From the supplier’s perspective, this creates, on its face, a situation where a receiver may reject a shipment it purchased on a delivered basis to the supplier due to a transportation problem; but the supplier does not necessarily have the right to follow suit and reject this same shipment to the carrier it hired.

A closer look at the “practically worthless” rule, however, reveals that this rule is not all it appears to be.

First, this rule applies to common carriers, not contract carriers. The question of whether a carrier acted as a common carrier or a contract carrier has been the subject of much litigation over the years and could be argued either way with respect to carriers of fresh produce.

But given the roughly equal bargaining power between carriers and the parties that hire them in the fresh produce industry (a far cry from the historical context in which the laws applicable to common carriage arose to protect the public from one-sided terms imposed by railroads in the early 1900s), we have generally been inclined to view carriers that haul fresh produce as contract carriers. (Note: suggestions that regulations have ended the statutory distinction between contract and common carriage disregard the fact that fresh produce hauls are, with few exceptions, exempt from federal economic regulation per 49 USC Sec. 13506 (a)(6).)

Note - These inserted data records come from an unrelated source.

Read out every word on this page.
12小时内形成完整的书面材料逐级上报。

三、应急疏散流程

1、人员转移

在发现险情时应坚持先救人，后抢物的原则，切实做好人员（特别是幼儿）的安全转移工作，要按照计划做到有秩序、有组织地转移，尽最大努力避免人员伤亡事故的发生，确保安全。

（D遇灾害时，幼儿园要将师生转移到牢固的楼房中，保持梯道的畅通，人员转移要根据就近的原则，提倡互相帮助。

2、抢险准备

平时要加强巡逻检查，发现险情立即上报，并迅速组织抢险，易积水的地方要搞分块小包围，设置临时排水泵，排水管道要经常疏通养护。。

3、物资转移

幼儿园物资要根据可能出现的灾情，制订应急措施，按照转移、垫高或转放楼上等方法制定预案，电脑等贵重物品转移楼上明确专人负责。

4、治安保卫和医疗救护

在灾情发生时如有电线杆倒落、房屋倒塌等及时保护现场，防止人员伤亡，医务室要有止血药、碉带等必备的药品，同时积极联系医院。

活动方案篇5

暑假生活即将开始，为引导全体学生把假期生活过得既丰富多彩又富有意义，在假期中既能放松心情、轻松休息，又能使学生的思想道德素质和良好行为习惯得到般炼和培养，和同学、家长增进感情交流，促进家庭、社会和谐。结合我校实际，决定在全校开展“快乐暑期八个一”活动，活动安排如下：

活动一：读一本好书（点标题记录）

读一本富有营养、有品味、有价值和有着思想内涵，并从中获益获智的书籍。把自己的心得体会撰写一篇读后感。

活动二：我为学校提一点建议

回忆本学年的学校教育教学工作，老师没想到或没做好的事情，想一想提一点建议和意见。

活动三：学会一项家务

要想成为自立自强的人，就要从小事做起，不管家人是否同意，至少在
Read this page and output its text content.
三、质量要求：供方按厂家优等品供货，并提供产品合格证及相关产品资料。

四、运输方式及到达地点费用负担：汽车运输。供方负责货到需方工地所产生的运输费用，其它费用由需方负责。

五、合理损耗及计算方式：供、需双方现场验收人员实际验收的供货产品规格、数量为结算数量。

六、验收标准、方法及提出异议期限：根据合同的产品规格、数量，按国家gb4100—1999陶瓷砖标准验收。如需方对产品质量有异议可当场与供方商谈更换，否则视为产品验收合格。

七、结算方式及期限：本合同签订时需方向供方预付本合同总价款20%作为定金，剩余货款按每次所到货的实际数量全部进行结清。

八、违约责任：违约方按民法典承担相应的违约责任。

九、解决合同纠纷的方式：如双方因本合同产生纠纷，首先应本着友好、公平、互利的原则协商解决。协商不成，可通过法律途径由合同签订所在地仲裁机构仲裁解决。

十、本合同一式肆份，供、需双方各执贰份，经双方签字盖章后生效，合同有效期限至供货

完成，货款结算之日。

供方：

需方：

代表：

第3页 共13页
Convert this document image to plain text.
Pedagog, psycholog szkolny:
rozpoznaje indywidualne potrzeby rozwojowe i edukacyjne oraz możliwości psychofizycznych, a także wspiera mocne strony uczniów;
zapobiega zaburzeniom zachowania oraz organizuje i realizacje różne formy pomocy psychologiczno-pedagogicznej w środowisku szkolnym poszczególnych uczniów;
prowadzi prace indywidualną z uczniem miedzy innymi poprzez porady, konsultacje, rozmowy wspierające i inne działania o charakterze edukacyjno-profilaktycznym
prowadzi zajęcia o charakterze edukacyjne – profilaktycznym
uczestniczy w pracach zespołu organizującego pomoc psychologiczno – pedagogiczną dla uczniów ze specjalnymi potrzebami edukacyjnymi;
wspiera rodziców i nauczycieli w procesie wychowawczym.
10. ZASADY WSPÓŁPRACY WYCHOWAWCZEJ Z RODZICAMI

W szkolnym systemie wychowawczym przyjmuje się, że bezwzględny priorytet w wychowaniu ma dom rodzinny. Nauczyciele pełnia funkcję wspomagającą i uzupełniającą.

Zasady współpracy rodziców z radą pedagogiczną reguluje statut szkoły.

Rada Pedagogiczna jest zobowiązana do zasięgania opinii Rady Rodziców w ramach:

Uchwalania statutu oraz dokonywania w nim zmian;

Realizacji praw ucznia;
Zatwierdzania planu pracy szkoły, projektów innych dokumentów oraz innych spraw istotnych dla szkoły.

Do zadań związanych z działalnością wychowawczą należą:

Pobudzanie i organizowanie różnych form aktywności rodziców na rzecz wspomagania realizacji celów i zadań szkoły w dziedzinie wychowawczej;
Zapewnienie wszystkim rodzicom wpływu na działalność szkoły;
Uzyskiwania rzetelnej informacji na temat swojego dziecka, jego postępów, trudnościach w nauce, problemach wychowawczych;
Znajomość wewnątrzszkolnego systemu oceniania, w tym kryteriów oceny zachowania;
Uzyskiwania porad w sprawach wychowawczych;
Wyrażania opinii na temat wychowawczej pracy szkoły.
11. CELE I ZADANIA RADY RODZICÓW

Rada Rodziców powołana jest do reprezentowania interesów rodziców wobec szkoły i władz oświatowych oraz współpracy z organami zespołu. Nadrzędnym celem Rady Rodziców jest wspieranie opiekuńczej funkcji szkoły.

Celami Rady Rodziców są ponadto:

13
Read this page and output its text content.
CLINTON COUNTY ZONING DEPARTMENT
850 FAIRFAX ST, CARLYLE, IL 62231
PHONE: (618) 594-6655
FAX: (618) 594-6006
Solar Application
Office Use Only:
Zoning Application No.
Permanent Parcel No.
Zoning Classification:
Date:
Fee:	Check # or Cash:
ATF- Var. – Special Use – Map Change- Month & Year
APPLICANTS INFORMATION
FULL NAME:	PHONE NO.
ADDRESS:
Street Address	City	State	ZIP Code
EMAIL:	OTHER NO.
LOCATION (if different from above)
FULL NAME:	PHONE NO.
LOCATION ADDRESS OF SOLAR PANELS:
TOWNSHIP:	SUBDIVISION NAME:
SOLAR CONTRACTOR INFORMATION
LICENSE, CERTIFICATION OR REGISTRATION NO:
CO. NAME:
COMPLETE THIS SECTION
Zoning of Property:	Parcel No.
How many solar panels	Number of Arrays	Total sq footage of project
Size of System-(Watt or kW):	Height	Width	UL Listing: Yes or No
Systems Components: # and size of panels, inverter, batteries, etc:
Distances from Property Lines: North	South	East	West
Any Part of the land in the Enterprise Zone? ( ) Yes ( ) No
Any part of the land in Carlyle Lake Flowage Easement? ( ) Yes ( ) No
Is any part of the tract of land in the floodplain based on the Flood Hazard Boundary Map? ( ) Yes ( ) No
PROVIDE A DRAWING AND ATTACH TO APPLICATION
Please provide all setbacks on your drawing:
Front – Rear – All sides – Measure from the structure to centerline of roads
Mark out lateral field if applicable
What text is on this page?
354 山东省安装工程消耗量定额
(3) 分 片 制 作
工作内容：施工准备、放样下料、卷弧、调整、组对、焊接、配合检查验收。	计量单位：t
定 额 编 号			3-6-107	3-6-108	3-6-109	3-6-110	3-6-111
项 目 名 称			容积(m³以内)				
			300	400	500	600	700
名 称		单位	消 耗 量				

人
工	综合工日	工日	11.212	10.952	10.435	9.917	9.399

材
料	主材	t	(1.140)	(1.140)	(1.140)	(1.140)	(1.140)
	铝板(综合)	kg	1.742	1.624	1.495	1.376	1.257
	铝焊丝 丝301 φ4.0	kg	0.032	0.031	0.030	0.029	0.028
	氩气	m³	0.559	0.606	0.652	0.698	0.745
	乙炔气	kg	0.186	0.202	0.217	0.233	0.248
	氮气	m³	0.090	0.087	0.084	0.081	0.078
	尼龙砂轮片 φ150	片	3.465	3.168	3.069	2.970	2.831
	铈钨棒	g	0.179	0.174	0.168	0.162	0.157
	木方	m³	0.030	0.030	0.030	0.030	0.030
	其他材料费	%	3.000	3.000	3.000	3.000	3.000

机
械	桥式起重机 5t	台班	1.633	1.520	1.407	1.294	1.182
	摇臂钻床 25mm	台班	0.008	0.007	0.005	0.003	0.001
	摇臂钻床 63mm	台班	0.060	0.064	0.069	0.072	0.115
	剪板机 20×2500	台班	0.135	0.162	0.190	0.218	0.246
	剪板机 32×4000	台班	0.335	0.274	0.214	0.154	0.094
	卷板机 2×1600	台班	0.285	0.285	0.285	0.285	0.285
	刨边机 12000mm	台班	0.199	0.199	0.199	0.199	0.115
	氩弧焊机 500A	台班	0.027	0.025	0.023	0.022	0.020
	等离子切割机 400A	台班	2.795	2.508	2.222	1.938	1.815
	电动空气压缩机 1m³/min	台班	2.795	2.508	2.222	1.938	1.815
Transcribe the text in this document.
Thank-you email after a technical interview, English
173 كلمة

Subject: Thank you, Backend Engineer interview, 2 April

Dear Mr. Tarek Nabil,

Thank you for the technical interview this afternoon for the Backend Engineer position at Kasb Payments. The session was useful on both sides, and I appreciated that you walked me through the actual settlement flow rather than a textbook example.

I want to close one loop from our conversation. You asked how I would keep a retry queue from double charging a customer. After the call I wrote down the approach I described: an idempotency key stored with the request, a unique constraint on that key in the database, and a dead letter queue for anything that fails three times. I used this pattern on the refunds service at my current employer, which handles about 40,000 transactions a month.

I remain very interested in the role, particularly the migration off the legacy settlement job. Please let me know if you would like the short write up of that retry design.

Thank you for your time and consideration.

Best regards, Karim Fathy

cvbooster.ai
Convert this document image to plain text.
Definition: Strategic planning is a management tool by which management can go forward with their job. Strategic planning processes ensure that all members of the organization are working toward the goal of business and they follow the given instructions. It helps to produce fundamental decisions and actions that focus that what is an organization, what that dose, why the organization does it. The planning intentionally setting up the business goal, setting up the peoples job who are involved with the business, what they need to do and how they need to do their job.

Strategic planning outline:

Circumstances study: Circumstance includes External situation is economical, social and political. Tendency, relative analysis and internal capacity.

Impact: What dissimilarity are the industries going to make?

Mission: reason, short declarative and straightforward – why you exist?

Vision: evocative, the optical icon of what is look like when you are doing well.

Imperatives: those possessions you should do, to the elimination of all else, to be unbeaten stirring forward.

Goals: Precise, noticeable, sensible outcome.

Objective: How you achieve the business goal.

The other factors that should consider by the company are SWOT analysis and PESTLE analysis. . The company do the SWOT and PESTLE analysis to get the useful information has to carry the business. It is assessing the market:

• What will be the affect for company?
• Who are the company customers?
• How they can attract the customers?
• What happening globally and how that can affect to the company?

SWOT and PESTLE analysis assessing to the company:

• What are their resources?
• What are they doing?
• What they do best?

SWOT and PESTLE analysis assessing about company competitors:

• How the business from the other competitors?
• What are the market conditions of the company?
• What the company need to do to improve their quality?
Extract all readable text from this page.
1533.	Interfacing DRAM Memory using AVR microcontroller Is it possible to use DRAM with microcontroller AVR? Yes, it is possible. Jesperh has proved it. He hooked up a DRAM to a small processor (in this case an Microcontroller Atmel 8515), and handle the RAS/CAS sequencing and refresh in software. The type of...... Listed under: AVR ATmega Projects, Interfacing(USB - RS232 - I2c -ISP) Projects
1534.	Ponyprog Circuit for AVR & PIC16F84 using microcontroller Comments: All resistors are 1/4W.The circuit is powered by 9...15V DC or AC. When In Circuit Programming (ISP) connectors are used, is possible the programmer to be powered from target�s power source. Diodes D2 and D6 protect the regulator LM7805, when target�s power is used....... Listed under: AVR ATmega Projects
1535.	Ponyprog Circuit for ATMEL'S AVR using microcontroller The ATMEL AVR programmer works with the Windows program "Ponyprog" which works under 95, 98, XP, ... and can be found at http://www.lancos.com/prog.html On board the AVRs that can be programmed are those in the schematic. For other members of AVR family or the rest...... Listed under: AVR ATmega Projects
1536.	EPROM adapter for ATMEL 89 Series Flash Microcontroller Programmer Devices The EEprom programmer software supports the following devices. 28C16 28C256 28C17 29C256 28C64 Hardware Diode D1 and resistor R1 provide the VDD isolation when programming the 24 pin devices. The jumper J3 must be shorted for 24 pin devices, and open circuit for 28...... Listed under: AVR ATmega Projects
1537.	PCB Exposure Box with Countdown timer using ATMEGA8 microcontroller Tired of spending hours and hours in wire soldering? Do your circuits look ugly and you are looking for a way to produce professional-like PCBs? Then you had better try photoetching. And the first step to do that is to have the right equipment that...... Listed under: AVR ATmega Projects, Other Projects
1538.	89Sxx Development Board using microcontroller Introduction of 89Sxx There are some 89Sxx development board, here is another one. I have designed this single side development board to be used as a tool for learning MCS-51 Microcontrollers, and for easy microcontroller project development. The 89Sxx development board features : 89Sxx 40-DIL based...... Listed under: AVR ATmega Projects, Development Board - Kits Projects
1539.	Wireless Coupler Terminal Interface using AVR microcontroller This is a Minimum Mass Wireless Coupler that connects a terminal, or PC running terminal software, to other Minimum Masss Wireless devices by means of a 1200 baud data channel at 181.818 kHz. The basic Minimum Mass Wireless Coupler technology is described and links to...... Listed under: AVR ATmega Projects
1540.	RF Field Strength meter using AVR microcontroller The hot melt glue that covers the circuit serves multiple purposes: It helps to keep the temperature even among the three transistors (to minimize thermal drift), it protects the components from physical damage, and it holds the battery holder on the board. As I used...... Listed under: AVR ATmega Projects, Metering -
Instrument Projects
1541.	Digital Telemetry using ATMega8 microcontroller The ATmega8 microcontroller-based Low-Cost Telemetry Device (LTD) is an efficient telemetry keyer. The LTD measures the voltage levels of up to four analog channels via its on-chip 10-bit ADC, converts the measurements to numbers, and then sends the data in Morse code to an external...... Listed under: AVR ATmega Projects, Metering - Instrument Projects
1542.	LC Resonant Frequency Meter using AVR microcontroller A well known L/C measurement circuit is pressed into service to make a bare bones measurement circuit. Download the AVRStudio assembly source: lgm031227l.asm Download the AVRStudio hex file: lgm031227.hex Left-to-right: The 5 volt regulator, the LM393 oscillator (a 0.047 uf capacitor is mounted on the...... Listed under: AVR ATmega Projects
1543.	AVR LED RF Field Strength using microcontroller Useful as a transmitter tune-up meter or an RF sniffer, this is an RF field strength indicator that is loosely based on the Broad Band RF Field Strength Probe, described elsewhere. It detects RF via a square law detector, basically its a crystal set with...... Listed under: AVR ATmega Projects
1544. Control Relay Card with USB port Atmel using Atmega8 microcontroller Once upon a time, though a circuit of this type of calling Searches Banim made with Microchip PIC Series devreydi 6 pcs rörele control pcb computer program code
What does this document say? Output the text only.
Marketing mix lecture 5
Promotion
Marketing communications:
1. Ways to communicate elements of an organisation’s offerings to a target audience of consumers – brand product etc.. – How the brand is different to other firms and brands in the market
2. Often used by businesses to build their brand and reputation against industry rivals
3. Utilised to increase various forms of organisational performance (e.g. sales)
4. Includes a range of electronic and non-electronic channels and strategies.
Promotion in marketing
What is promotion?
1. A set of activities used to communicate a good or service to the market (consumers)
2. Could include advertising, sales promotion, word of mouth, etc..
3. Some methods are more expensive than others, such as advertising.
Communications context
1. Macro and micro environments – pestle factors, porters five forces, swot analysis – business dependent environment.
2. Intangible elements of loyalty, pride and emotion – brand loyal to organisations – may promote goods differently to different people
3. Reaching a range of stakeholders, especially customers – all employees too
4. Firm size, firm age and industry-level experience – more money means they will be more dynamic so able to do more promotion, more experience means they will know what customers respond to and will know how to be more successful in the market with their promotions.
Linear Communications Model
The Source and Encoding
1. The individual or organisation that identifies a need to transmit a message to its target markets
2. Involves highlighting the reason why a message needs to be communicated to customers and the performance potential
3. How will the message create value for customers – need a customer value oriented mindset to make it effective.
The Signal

Second, even if the carrier were to establish it was acting as a common carrier and that the goods were not practically worthless, this would not preclude the receiver from rejecting for lateness and recovering damages resulting from the carrier’s late delivery.

At most, the practically worthless rule would provide the carrier with a basis for arguing that any damages claimed against it should be reduced, provided it can show the vendor that rejected the product to the carrier (whether the receiver or an upstream supplier) could have salvaged the product for more than the carrier (using reasonable and good faith efforts) was able to realize.